Finding “the one” in Mendelian disorders. Searching for the causal variant (using a WES example). After potentially causal variants are identified, one must put into practice what past literature suggests about the disorder and make certain decisions about which path to follow in Figure 3. Familial (very rare) disorders are more likely to be following a recessive mode of inheritance; thus family data is crucial (to rule out the possibility of de novo mutations). Also it is crucial to include as many family members as possible. For common Mendelian disorders, if the disorder is following a recessive inheritance model, the possibility of the existence of compound heterozygotes should be taken into account when fitting the data into a recessive model. Finally, functional postanalysis of candidate variant(s), especially in mouse knockouts, can be crucial. This figure is here to serve as an example and by no means reflects an exhaustive model; there are alternative routes that researchers can take to identify Mendelian causal variants. ∗If a consanguineous family, identifies regions where there are long runs of homozygosity (LRoH) for each individual, and amongst these regions, the ones which are shared by the affected and not by the unaffected.
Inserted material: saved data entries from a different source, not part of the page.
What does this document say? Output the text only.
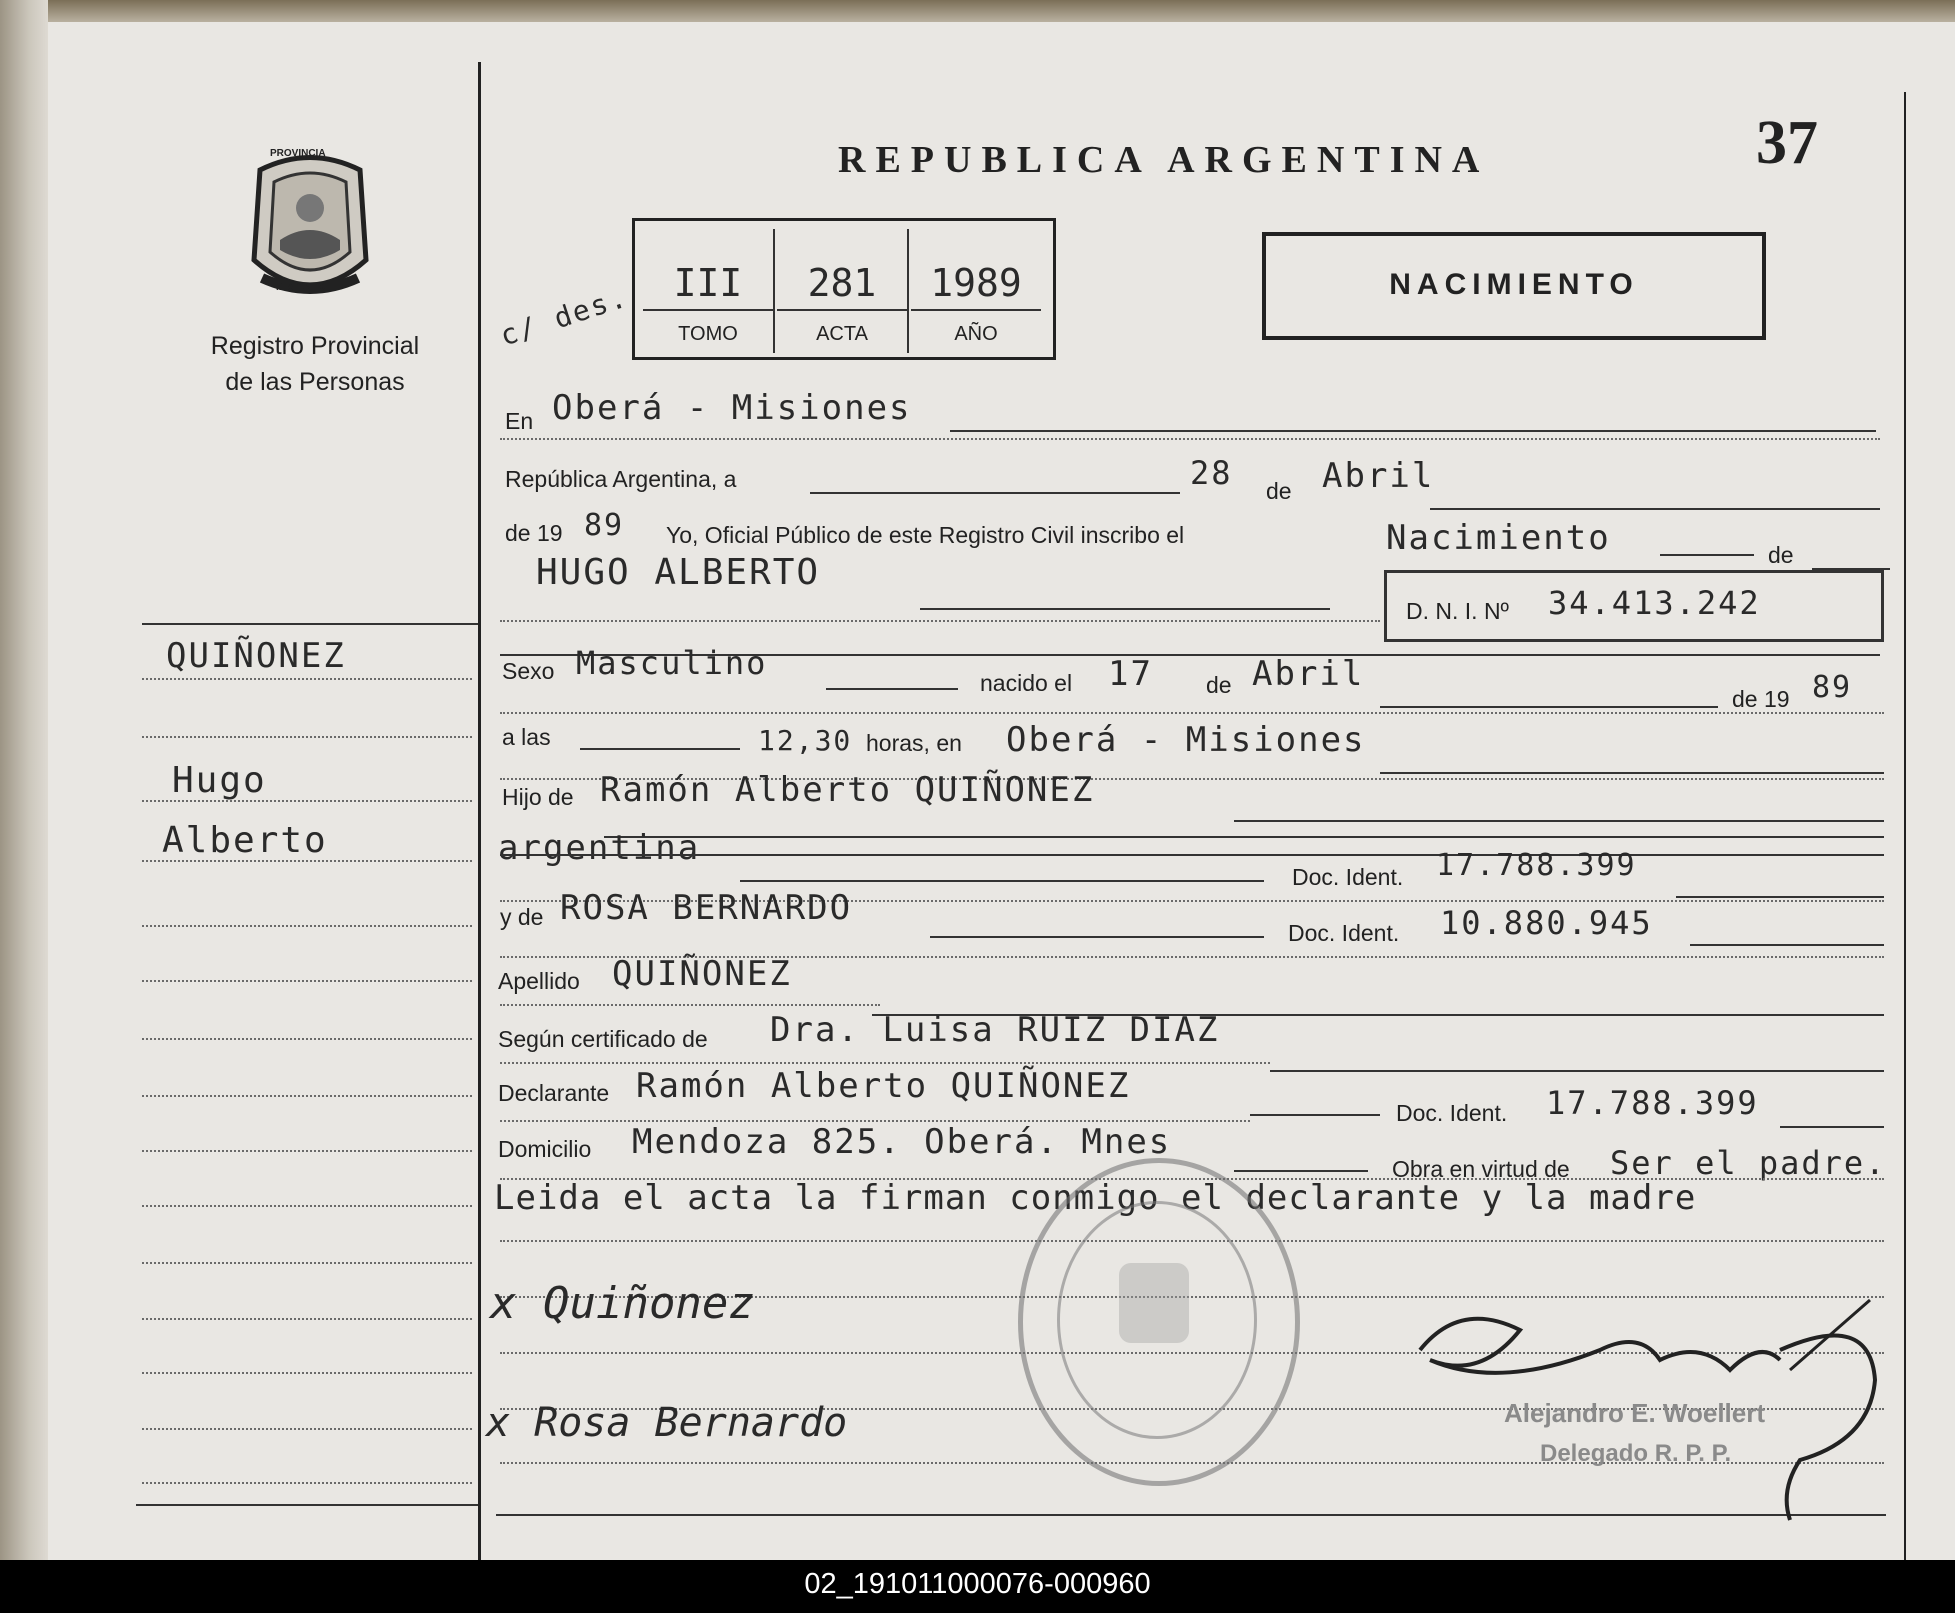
PROVINCIA
MISIONES
Registro Provincial
de las Personas
REPUBLICA ARGENTINA	37
c/ des.	III	281	1989
TOMO	ACTA	AÑO
NACIMIENTO
QUIÑONEZ
Hugo
Alberto
En Oberá - Misiones
República Argentina, a	28 de Abril
de 19 89 Yo, Oficial Público de este Registro Civil inscribo el	Nacimiento	de
HUGO ALBERTO
D. N. I. Nº 34.413.242
Sexo Masculino
nacido el 17 de Abril
de 19 89
a las	12,30 horas, en Oberá - Misiones
Hijo de Ramón Alberto QUIÑONEZ
argentina
Doc. Ident. 17.788.399
y de ROSA BERNARDO
Doc. Ident. 10.880.945
Apellido QUIÑONEZ
Según certificado de Dra. Luisa RUIZ DIAZ
Declarante Ramón Alberto QUIÑONEZ
Doc. Ident. 17.788.399
Domicilio Mendoza 825. Oberá. Mnes
Obra en virtud de Ser el padre.
Leida el acta la firman conmigo el declarante y la madre
x Quiñonez
x Rosa Bernardo	Alejandro E. Woellert
Delegado R. P. P.
02_191011000076-000960
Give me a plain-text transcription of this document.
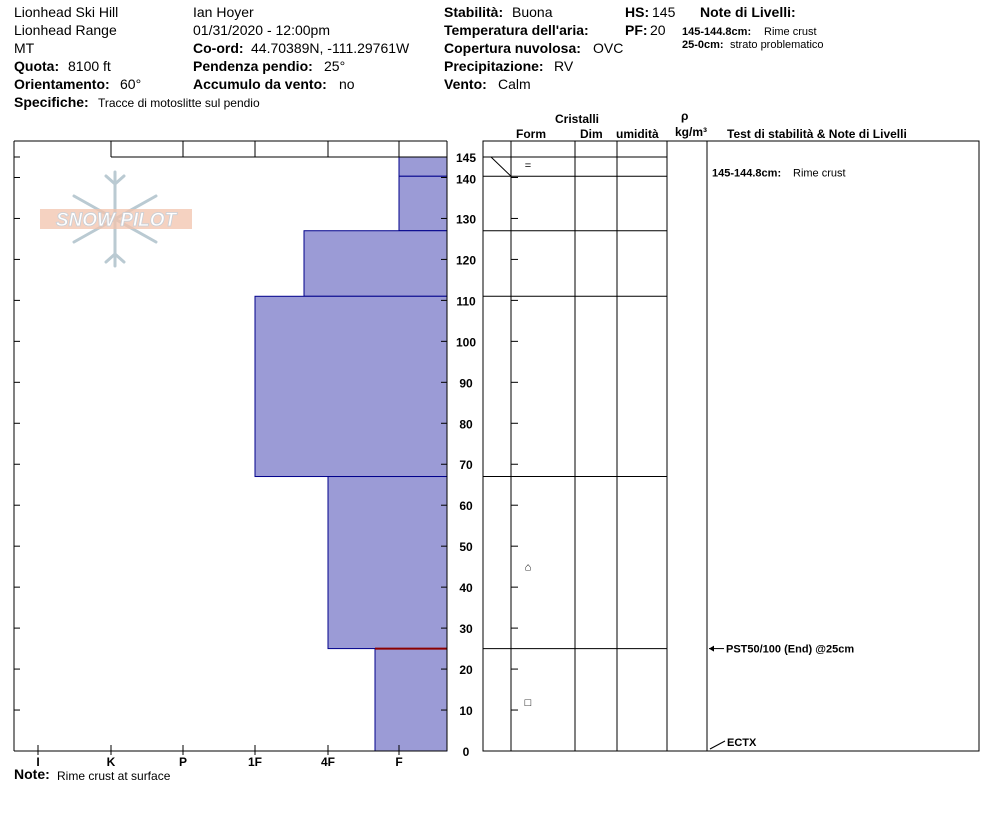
Lionhead Ski Hill
Lionhead Range
MT
Quota: 8100 ft
Orientamento: 60°
Specifiche: Tracce di motoslitte sul pendio
Ian Hoyer
01/31/2020 - 12:00pm
Co-ord: 44.70389N, -111.29761W
Pendenza pendio: 25°
Accumulo da vento: no
Stabilità: Buona
Temperatura dell'aria:
Copertura nuvolosa: OVC
Precipitazione: RV
Vento: Calm
HS: 145
PF: 20
Note di Livelli:
145-144.8cm: Rime crust
25-0cm: strato problematico
Cristalli
Form	Dim umidità
ρ
kg/m³ Test di stabilità & Note di Livelli
SNOW PILOT
0
10
20
30
40
50
60
70
80
90
100
110
120
130
140
145
I	K	P	1F	4F	F
=
⌂
□
145-144.8cm: Rime crust
PST50/100 (End) @25cm
ECTX
Note: Rime crust at surface
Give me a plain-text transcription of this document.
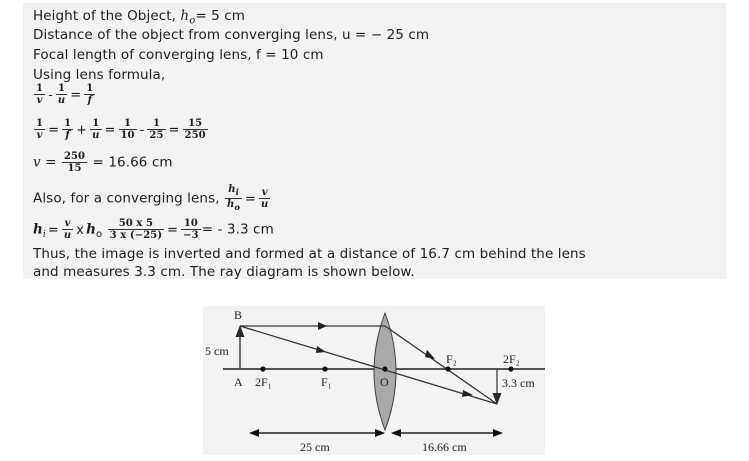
Height of the Object, $h_o= 5$ cm
Distance of the object from converging lens, u = − 25 cm
Focal length of converging lens, f = 10 cm
Using lens formula,
$\frac{1}{v} - \frac{1}{u} = \frac{1}{f}$
$\frac{1}{v} = \frac{1}{f} + \frac{1}{u} = \frac{1}{10} - \frac{1}{25} = \frac{15}{250}$
$v = \frac{250}{15} = 16.66$ cm
Also, for a converging lens, $\frac{h_i}{h_o} = \frac{v}{u}$
$h_i = \frac{v}{u}$ x $h_o \frac{50 x 5}{3 x (-25)} = \frac{10}{-3}$ = - 3.3 cm
Thus, the image is inverted and formed at a distance of 16.7 cm behind the lens
and measures 3.3 cm. The ray diagram is shown below.
B
A
5 cm
2F₁	F₁	O
F₂	2F₂
3.3 cm
25 cm	16.66 cm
4.1. Public Data as a Source of Evidence

Having a candidate gene list based on previously published literature (e.g., by using OMIM or a disease/pathway specific database such as the Ciliome database [55]) and knowledge about the biology of the disorder (e.g., biological pathways) is useful. Software such as STRING and KEGG predicts protein-protein interactions using a variety of sources [56, 57]. SNPs3D has a user friendly interface which is designed to suggest candidates for different disorders [58]. UCSC Gene Sorter (accessible from https://genome.ucsc.edu/) is another useful tool for collating a candidate gene list as it groups genes according to several features such as protein homology, co-expression and gene ontology (GO) similarity. Uniprot's (http://www.uniprot.org/) Blast and Align functions can provide essential information about the crucial role a certain residue plays within a protein if it is highly conserved throughout many species. This is especially important for SNVs where the SNV loci itself should be causal (e.g., missense mutations, excludeing nonsense mutations as they truncate the gene product, thus the deleted segment of the protein requires further follow-up to prove causality, not just the loci where the mutation occurred as in other SNVs). An example of the filtering process for an autosomal recessive disorder such as PCD is depicted in Figure 5. If several variants pass the filtering steps, information about the relevant genes should be gathered using databases such as GeneCards (http://www.genecards.org/) and NCBI Gene (http://www.ncbi.nlm.nih.gov/gene) for functional information, GEO Profiles (http://www.ncbi.nlm.nih.gov/geoprofiles) and Unigene (http://www.ncbi.nlm.nih.gov/unigene) for translational data about the gene's product; and if available, one can check if a homologue is present in different species using databases such as HomoloGene (http://www.ncbi.nlm.nih.gov/homologene) and whether a similar phenotype is observed in model organisms. For example, if the disorder affects the cerebral cortex but the gene product is only active in the tissues located in the foot, then one cannot make a good argument about the identified variant in the respective gene as being “causal.”

Figure 5

Filtering steps applied to all mutations in the exome (primary ciliary dyskinesia example). After all the filtering steps in the above figure are applied, the total will be reduced to a single candidate. The numbers here are for illustration purposes only (adapted from [39]). Homozygosity step is added as PCD is an autosomal recessive disorder. Φ mutations are “predicted high impact” mutations as proposed by Alsaadi et al. [39] (see PHI_SO_terms.txt in Supplementary data).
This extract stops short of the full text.